“U Chiantu” di Aldo Rapè: la memoria è una scala spezzata

di Fiorella Falci – La scala spezzata: è il punto d’arrivo, compare dopo i titoli di coda, quasi un post scriptum, alla fine di “U chiantu” il film di Aldo Rapè e Andrea Valentino presentato in prima nazionale al Margherita di Caltanissetta, in quel teatro costruito nell’800 in cui ogni doratura è pagata con il lavoro di generazioni di zolfatai che hanno fatto ricca l’economia di questa città.

La scala della discesa agli inferi delle zolfare, quella che i carusi salivano dalle viscere della terra portando sulle spalle il carico delle pietre di zolfo, dai 20 ai 70 chili, per 10/16 ore di lavoro da bestie. La scala che non permetteva di appoggiarsi perché i gradini, alti, alternati per guadagnare spazio in altezza, sono fatti per appoggiare un piede solo, e poi un altro, senza tirare il fiato, fino all’uscita, a completare il “viaggio” e scaricare la cesta davanti al contabile per la pesata che calcolava il salario di quei piccoli schiavi.

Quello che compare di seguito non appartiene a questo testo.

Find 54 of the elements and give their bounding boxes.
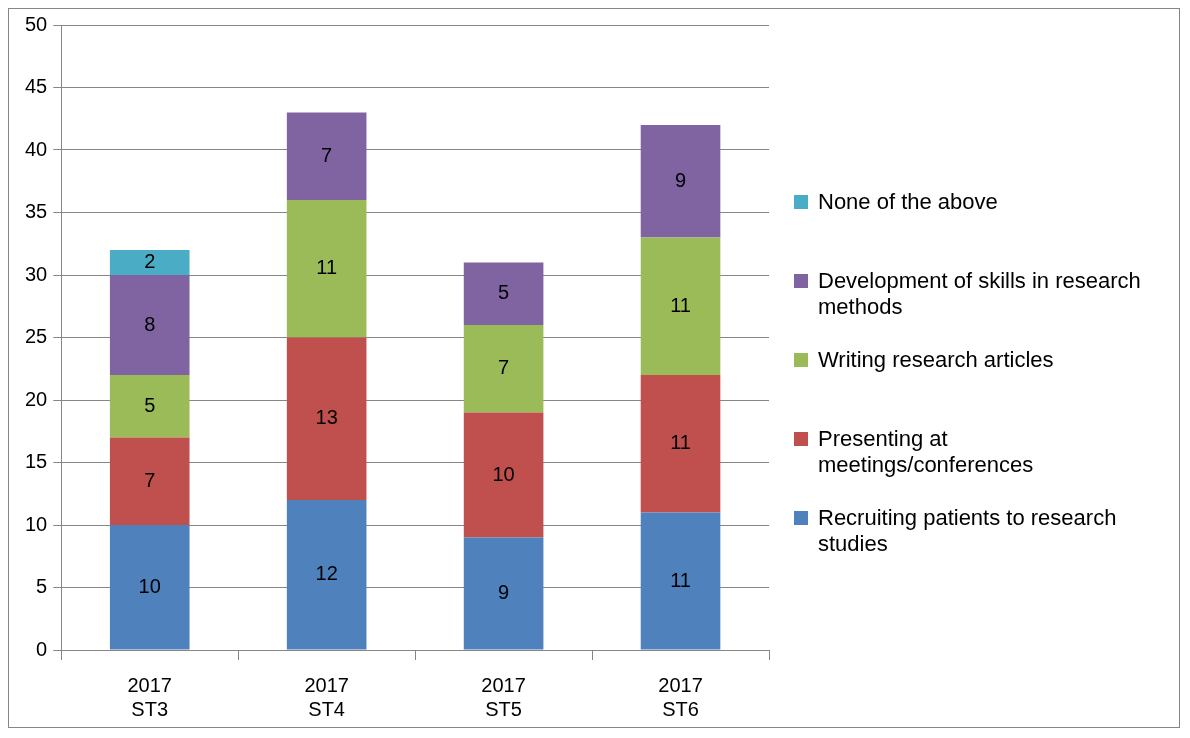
bar <box>109 250 190 275</box>
bar <box>109 437 190 525</box>
data-label: 7 <box>321 143 333 166</box>
bar <box>463 325 544 413</box>
data-label: 7 <box>144 468 156 491</box>
x-tick-label: 2017 ST4 <box>304 673 349 720</box>
data-label: 5 <box>498 281 510 304</box>
bar <box>640 375 721 513</box>
y-tick-label: 50 <box>25 12 48 35</box>
y-tick-label: 25 <box>25 325 48 348</box>
data-label: 11 <box>670 431 691 454</box>
data-label: 7 <box>498 356 510 379</box>
y-tick-label: 45 <box>25 75 48 98</box>
bar <box>286 112 367 200</box>
data-label: 10 <box>138 574 161 597</box>
y-tick-label: 20 <box>25 387 48 410</box>
y-tick-label: 5 <box>36 575 48 598</box>
data-label: 9 <box>498 581 510 604</box>
y-tick-label: 30 <box>25 262 48 285</box>
y-tick-label: 40 <box>25 137 48 160</box>
y-tick-label: 0 <box>36 637 48 660</box>
data-label: 10 <box>492 462 515 485</box>
bar <box>109 275 190 375</box>
bar <box>463 537 544 650</box>
y-tick-label: 10 <box>25 512 48 535</box>
y-tick-label: 35 <box>25 200 48 223</box>
bar <box>109 375 190 438</box>
data-label: 8 <box>144 312 156 335</box>
data-label: 11 <box>670 568 691 591</box>
legend-label: None of the above <box>818 189 998 215</box>
bar <box>109 525 190 650</box>
bar <box>640 125 721 238</box>
data-label: 11 <box>316 256 338 279</box>
bar <box>640 237 721 375</box>
bar <box>286 337 367 500</box>
data-label: 9 <box>674 168 687 191</box>
data-label: 2 <box>144 250 156 273</box>
data-label: 13 <box>315 406 338 429</box>
x-tick-label: 2017 ST3 <box>127 673 172 720</box>
bar <box>463 262 544 325</box>
data-label: 5 <box>144 393 156 416</box>
x-tick-label: 2017 ST6 <box>658 673 703 720</box>
legend-label: Writing research articles <box>818 347 1054 373</box>
legend-label: Presenting at meetings/conferences <box>818 426 1035 478</box>
legend-label: Development of skills in research methods <box>818 268 1142 320</box>
y-tick-label: 15 <box>25 450 48 473</box>
bar <box>463 412 544 538</box>
bar <box>286 500 367 650</box>
bar <box>640 512 721 650</box>
bar <box>286 200 367 338</box>
legend-label: Recruiting patients to research studies <box>818 505 1118 557</box>
x-tick-label: 2017 ST5 <box>481 673 526 720</box>
data-label: 12 <box>315 562 338 585</box>
data-label: 11 <box>670 293 691 316</box>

Non occorrono altre parole e immagini per ricordare la zolfara, fonte di pane e morte per due secoli nel cuore della Sicilia: è la memoria di quella storia di sfruttamento e di violenza “u chiantu” silenzioso, doloroso, muto, dei protagonisti quando arrivano alla fine del loro viaggio, davanti alla bocca infernale.

Un viaggio vissuto e raccontato invece con leggerezza straniante, ironia amara e lo stile graffiante dell’umorismo pirandelliano. Una Sicilia al contrario, quella del film, sottosopra, come il mondo sotterraneo delle miniere, con i ciechi che ci vedono e gli invalidi che passano dalla sedia a rotelle al tango, con il furgone bianco dell’Ente Minerario (esiste ancora? chiedono tutti quando lo si nomina) quasi un’arca di Noè abbandonata in panne in mezzo al paesaggio irredimibile, segnale muto della presenza dei protagonisti inseguiti dal loro direttore-sceriffo tra cento peripezie, quasi un viaggio parallelo nella memoria (la processione, la banda musicale, il cimitero dei carusi, i soprannomi degli zolfatai, i racconti riemersi improvvisamente, scambiati tra i figli di quella generazione perduta che si ritrovano a tavola vicino alla vecchia miniera, come nell’antica tradizione del ‘tocco).

La memoria: maledizione rimossa per cinquant’anni, desiderio di riscatto dalla miseria cercato nel travestimento borghese, giacimento da riscoprire invece, oggi, e il film lo racconta con delicata determinazione. Un sasso nello stagno questo film, forse troppo breve ma aperto al seguito che nella memoria di ciascuno riesce a generare.

Un film tutto fatto da siciliani, che cerca ora una distribuzione nazionale, e ci auguriamo che ne faccia di strada, con la storia che porta con sé e che rimane una radice di futuro, per tutti noi.